A Variety of Products
Despite the difficulties in obtaining hemp and marijuana for scientific research, many studies have been conducted on the medicinal benefits of CBD throughout the past few decades. Through such research, it has been found that CBD and pain management go hand-in-hand, which is one of the reasons by which many CBD users seek out various CBD products in the form of tinctures, topical ointments, capsules, waxes, and isolates.

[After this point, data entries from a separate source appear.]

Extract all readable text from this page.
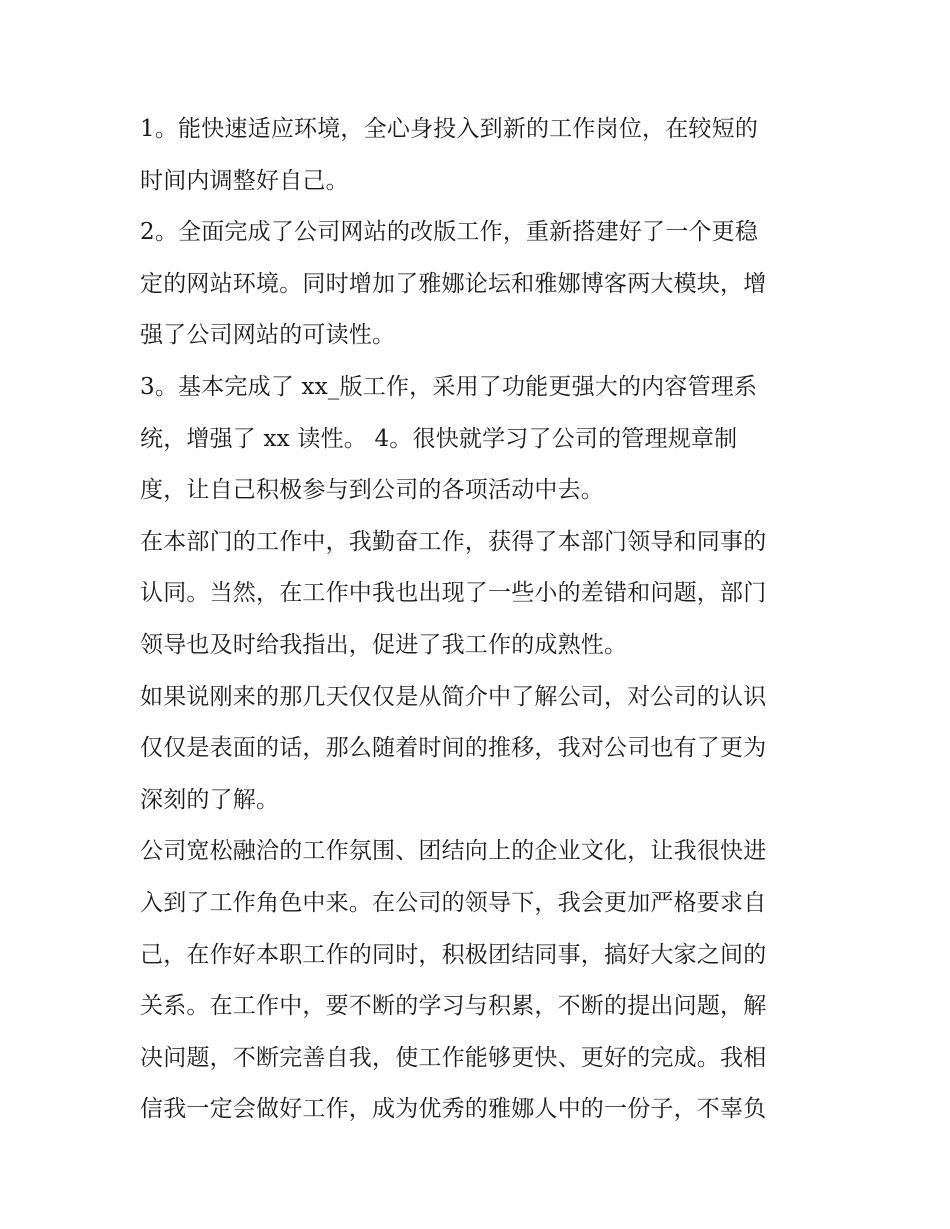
1。能快速适应环境，全心身投入到新的工作岗位，在较短的
时间内调整好自己。
2。全面完成了公司网站的改版工作，重新搭建好了一个更稳
定的网站环境。同时增加了雅娜论坛和雅娜博客两大模块，增
强了公司网站的可读性。
3。基本完成了 xx_版工作，采用了功能更强大的内容管理系
统，增强了 xx 读性。 4。很快就学习了公司的管理规章制
度，让自己积极参与到公司的各项活动中去。
在本部门的工作中，我勤奋工作，获得了本部门领导和同事的
认同。当然，在工作中我也出现了一些小的差错和问题，部门
领导也及时给我指出，促进了我工作的成熟性。
如果说刚来的那几天仅仅是从简介中了解公司，对公司的认识
仅仅是表面的话，那么随着时间的推移，我对公司也有了更为
深刻的了解。
公司宽松融洽的工作氛围、团结向上的企业文化，让我很快进
入到了工作角色中来。在公司的领导下，我会更加严格要求自
己，在作好本职工作的同时，积极团结同事，搞好大家之间的
关系。在工作中，要不断的学习与积累，不断的提出问题，解
决问题，不断完善自我，使工作能够更快、更好的完成。我相
信我一定会做好工作，成为优秀的雅娜人中的一份子，不辜负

In a growing industry, it is best to research the CBD manufacturer, and ensure their products are trustworthy and completely THC free. For example, CBD for Life ensures all products are THC free and are free of toxic additives. By using such products as CBD for Life’s Phyto cannabinoid Rich Hemp Tincture, you can ensure you’re not only contributing to a trusted manufacturer, but you’re contributing to a high standard of quality in the industry.
In the End…
As the market for CBD grows, so do scientific studies on its medicinal use. As history suggests and as numerous studies continue, multiple sources can vouch for CBD’s low side effect profile and its ability to treat pain and other health-related ailments.
Though the acceptance of CBD for medicinal use has been slow, especially in regard to legal status, the evidence of its medicinal value is undeniable. CBD as an all-natural, plant-based compound, does carry the ability to assist in the management of many illnesses and disorders with no side effects, and may very well be a strong alternative to modern medications.